World in outrage against Syria chemical massacre
BRUSSELS
The attack in the town of Khan Sheikhun in the northwestern city of Idlib also left dozens suffering respiratory problems and symptoms including vomiting, fainting and foaming at the mouth, the Britain-based Syrian Observatory for Human Rights said.
Hours later, air strikes hit a hospital in the town where doctors were treating victims of the attack, an Agence France-Presse correspondent said, bringing down rubble on top of medics as they worked.
The incident brought swift international condemnation, with French Foreign Minister Jean-Marc Ayrault demanding an emergency U.N. Security Council meeting on the “monstrous” attack.
The White House on April 4 blamed the chemical weapons attack in Syria's Idlib provincedirectly on the government of President Bashar al-Assad and said the incident was "reprehensible and cannot be ignored by the civilized world."
"These heinous actions by the Bashar al-Assad regime are aconsequence of the last administration's weakness andirresolution," White House spokesman Sean Spicer told a briefing.
EU diplomatic chief Federica Mogherini said April 4 that the regime of Bashar al-Assad bears “primary responsibility” over the suspected chemical attack.
“Today the news is awful,” Mogherini said in an interview with media organizations in Brussels on the sidelines of an EU-U.N. conference that was meant to focus on the post-conflict situation in Syria.
“But this is a dramatic reminder of the fact that the situation on the ground still continues to be dramatic in many different parts of Syria,” Mogherini said. “And obviously, there is a primary responsibility there from the regime and first and foremost because it has the primary responsibility of protecting its people and not attacking its people. The issue of accountability is key for the EU but also for the conference itself.”
The observatory said the attack on a residential part of Khan Sheikhun came in the early hours of the morning of April 4, when a warplane carried out strikes that released “toxic gas.”
It said 11 children were among the dead, with at least 160 injured, and that many people were dying even after arriving at medical facilities.
The monitor could not confirm the nature of the gas, and said the strike was likely carried out by government warplanes.
Russia’s military, which has been fighting in support of al-Assad’s government since September 2015, denied carrying out any strikes near the town.
Britain, meanwhile, condemned the attack and called for those responsible to be held to account.
“Horrific reports of chemical weapons attack in Idlib, Syria.

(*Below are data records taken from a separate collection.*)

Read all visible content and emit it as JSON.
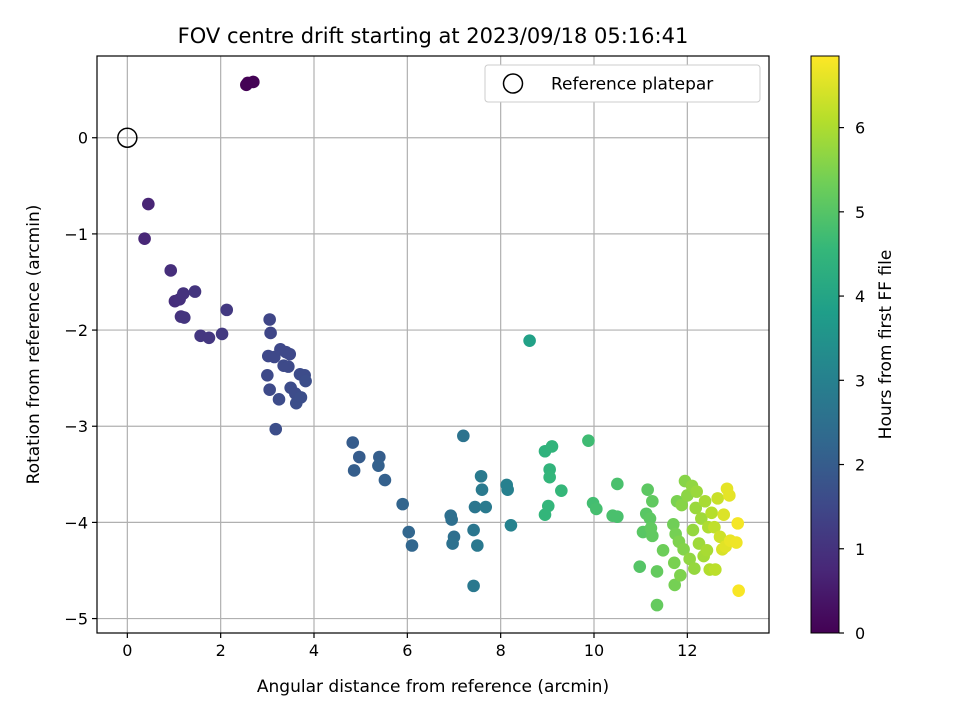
{
  "chart_data": {
    "type": "scatter",
    "title": "FOV centre drift starting at 2023/09/18 05:16:41",
    "xlabel": "Angular distance from reference (arcmin)",
    "ylabel": "Rotation from reference (arcmin)",
    "xlim": [
      -0.65,
      13.75
    ],
    "ylim": [
      -5.15,
      0.85
    ],
    "xticks": [
      0,
      2,
      4,
      6,
      8,
      10,
      12
    ],
    "yticks": [
      -5,
      -4,
      -3,
      -2,
      -1,
      0
    ],
    "xtick_labels": [
      "0",
      "2",
      "4",
      "6",
      "8",
      "10",
      "12"
    ],
    "ytick_labels": [
      "−5",
      "−4",
      "−3",
      "−2",
      "−1",
      "0"
    ],
    "grid": true,
    "legend": {
      "placement": "top-right",
      "entries": [
        "Reference platepar"
      ]
    },
    "reference_point": {
      "x": 0,
      "y": 0
    },
    "colorbar": {
      "label": "Hours from first FF file",
      "colormap": "viridis",
      "range": [
        0,
        6.85
      ],
      "ticks": [
        0,
        1,
        2,
        3,
        4,
        5,
        6
      ],
      "tick_labels": [
        "0",
        "1",
        "2",
        "3",
        "4",
        "5",
        "6"
      ]
    },
    "colors": {
      "viridis": [
        "#440154",
        "#482878",
        "#3e4989",
        "#31688e",
        "#26828e",
        "#1f9e89",
        "#35b779",
        "#6ece58",
        "#b5de2b",
        "#fde725"
      ],
      "grid": "#b0b0b0",
      "reference_marker": "#000000"
    },
    "series": [
      {
        "points": [
          [
            2.58,
            0.57,
            0.0
          ],
          [
            2.7,
            0.58,
            0.03
          ],
          [
            2.55,
            0.55,
            0.02
          ],
          [
            0.45,
            -0.69,
            0.7
          ],
          [
            0.37,
            -1.05,
            0.75
          ],
          [
            0.93,
            -1.38,
            0.9
          ],
          [
            1.02,
            -1.7,
            0.9
          ],
          [
            1.12,
            -1.68,
            0.95
          ],
          [
            1.2,
            -1.62,
            1.0
          ],
          [
            1.15,
            -1.86,
            1.0
          ],
          [
            1.22,
            -1.87,
            1.05
          ],
          [
            1.45,
            -1.6,
            1.05
          ],
          [
            1.57,
            -2.06,
            1.1
          ],
          [
            1.75,
            -2.08,
            1.1
          ],
          [
            2.03,
            -2.04,
            1.15
          ],
          [
            2.13,
            -1.79,
            1.15
          ],
          [
            3.05,
            -1.89,
            1.45
          ],
          [
            3.07,
            -2.03,
            1.45
          ],
          [
            3.02,
            -2.27,
            1.5
          ],
          [
            3.15,
            -2.28,
            1.5
          ],
          [
            3.28,
            -2.2,
            1.5
          ],
          [
            3.4,
            -2.23,
            1.5
          ],
          [
            3.48,
            -2.25,
            1.5
          ],
          [
            3.35,
            -2.37,
            1.55
          ],
          [
            3.45,
            -2.38,
            1.55
          ],
          [
            3.0,
            -2.47,
            1.55
          ],
          [
            3.05,
            -2.62,
            1.55
          ],
          [
            3.25,
            -2.72,
            1.6
          ],
          [
            3.5,
            -2.6,
            1.6
          ],
          [
            3.6,
            -2.66,
            1.6
          ],
          [
            3.7,
            -2.46,
            1.6
          ],
          [
            3.8,
            -2.47,
            1.6
          ],
          [
            3.82,
            -2.53,
            1.65
          ],
          [
            3.62,
            -2.76,
            1.65
          ],
          [
            3.72,
            -2.7,
            1.65
          ],
          [
            3.18,
            -3.03,
            1.65
          ],
          [
            4.83,
            -3.17,
            2.0
          ],
          [
            4.97,
            -3.32,
            2.0
          ],
          [
            4.86,
            -3.46,
            2.05
          ],
          [
            5.4,
            -3.32,
            2.05
          ],
          [
            5.38,
            -3.41,
            2.1
          ],
          [
            5.52,
            -3.56,
            2.1
          ],
          [
            5.9,
            -3.81,
            2.2
          ],
          [
            6.03,
            -4.1,
            2.25
          ],
          [
            6.1,
            -4.24,
            2.25
          ],
          [
            6.93,
            -3.93,
            2.5
          ],
          [
            6.95,
            -3.97,
            2.5
          ],
          [
            7.0,
            -4.15,
            2.5
          ],
          [
            6.97,
            -4.22,
            2.55
          ],
          [
            7.2,
            -3.1,
            2.6
          ],
          [
            7.42,
            -4.08,
            2.7
          ],
          [
            7.45,
            -3.84,
            2.7
          ],
          [
            7.5,
            -4.24,
            2.75
          ],
          [
            7.42,
            -4.66,
            2.75
          ],
          [
            7.58,
            -3.52,
            2.8
          ],
          [
            7.6,
            -3.66,
            2.8
          ],
          [
            7.68,
            -3.84,
            2.8
          ],
          [
            8.13,
            -3.61,
            3.0
          ],
          [
            8.15,
            -3.66,
            3.0
          ],
          [
            8.22,
            -4.03,
            3.05
          ],
          [
            8.62,
            -2.11,
            3.9
          ],
          [
            8.95,
            -3.26,
            4.4
          ],
          [
            9.1,
            -3.21,
            4.45
          ],
          [
            9.05,
            -3.45,
            4.45
          ],
          [
            9.05,
            -3.53,
            4.5
          ],
          [
            9.02,
            -3.83,
            4.5
          ],
          [
            8.95,
            -3.92,
            4.5
          ],
          [
            9.3,
            -3.67,
            4.55
          ],
          [
            9.88,
            -3.15,
            4.7
          ],
          [
            9.98,
            -3.8,
            4.75
          ],
          [
            10.05,
            -3.86,
            4.8
          ],
          [
            10.4,
            -3.93,
            4.85
          ],
          [
            10.5,
            -3.94,
            4.85
          ],
          [
            10.5,
            -3.6,
            4.85
          ],
          [
            10.98,
            -4.46,
            5.0
          ],
          [
            11.05,
            -4.1,
            5.05
          ],
          [
            11.12,
            -3.91,
            5.05
          ],
          [
            11.2,
            -3.96,
            5.1
          ],
          [
            11.15,
            -3.66,
            5.1
          ],
          [
            11.25,
            -3.78,
            5.15
          ],
          [
            11.22,
            -4.06,
            5.15
          ],
          [
            11.25,
            -4.14,
            5.15
          ],
          [
            11.35,
            -4.51,
            5.2
          ],
          [
            11.35,
            -4.86,
            5.2
          ],
          [
            11.48,
            -4.29,
            5.3
          ],
          [
            11.7,
            -4.02,
            5.35
          ],
          [
            11.75,
            -4.12,
            5.4
          ],
          [
            11.73,
            -4.65,
            5.4
          ],
          [
            11.72,
            -4.42,
            5.45
          ],
          [
            11.78,
            -3.78,
            5.45
          ],
          [
            11.82,
            -4.2,
            5.5
          ],
          [
            11.85,
            -4.55,
            5.5
          ],
          [
            11.92,
            -4.28,
            5.55
          ],
          [
            11.95,
            -3.57,
            5.6
          ],
          [
            11.88,
            -3.82,
            5.6
          ],
          [
            12.0,
            -3.72,
            5.65
          ],
          [
            12.05,
            -4.38,
            5.7
          ],
          [
            12.1,
            -3.62,
            5.7
          ],
          [
            12.12,
            -4.08,
            5.75
          ],
          [
            12.15,
            -4.48,
            5.75
          ],
          [
            12.18,
            -3.85,
            5.8
          ],
          [
            12.2,
            -3.68,
            5.8
          ],
          [
            12.25,
            -4.22,
            5.85
          ],
          [
            12.3,
            -3.96,
            5.85
          ],
          [
            12.35,
            -4.35,
            5.9
          ],
          [
            12.38,
            -3.78,
            5.95
          ],
          [
            12.42,
            -4.29,
            5.95
          ],
          [
            12.45,
            -4.05,
            6.0
          ],
          [
            12.48,
            -4.49,
            6.05
          ],
          [
            12.52,
            -3.9,
            6.1
          ],
          [
            12.6,
            -4.49,
            6.15
          ],
          [
            12.58,
            -4.05,
            6.2
          ],
          [
            12.65,
            -3.75,
            6.3
          ],
          [
            12.7,
            -4.15,
            6.35
          ],
          [
            12.75,
            -4.28,
            6.45
          ],
          [
            12.78,
            -3.92,
            6.5
          ],
          [
            12.82,
            -4.25,
            6.55
          ],
          [
            12.85,
            -3.65,
            6.6
          ],
          [
            12.9,
            -3.72,
            6.6
          ],
          [
            12.92,
            -4.19,
            6.65
          ],
          [
            13.05,
            -4.21,
            6.7
          ],
          [
            13.08,
            -4.01,
            6.75
          ],
          [
            13.1,
            -4.71,
            6.8
          ]
        ]
      }
    ]
  }
}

Incident must be investigated and perpetrators held to account,” Foreign Secretary Boris Johnson said on Twitter.
A Syrian security source on April 4 said the gas attack report was a “false accusation.”
Israeli Prime Minister Benjamin Netanyahu called for the world to rid Syria of chemical weapons after the attack, adding that he was “shocked and outraged” by images of the victims and called on the international community to “fully and finally remove these horrible weapons from Syria.”
The global chemical arms watchdog said April 4 it was seeking information about the suspected gas attack, adding it was “seriously concerned” by the reports.
The Organisation for the Prohibition of Chemical Weapons (OPCW), based in The Hague, said it was “gathering and analyzing information from all available sources” about the attack.
The OPCW “is seriously concerned about the alleged chemical weapons attack reported by the media this morning in the Khan Sheikhun area of southern Idlib,” the group said in a statement.
Set up in 1997 to eliminate chemical weapons, the OPCW has deployed numerous missions to Syria since 2014 to monitor allegations of the use of toxic arms.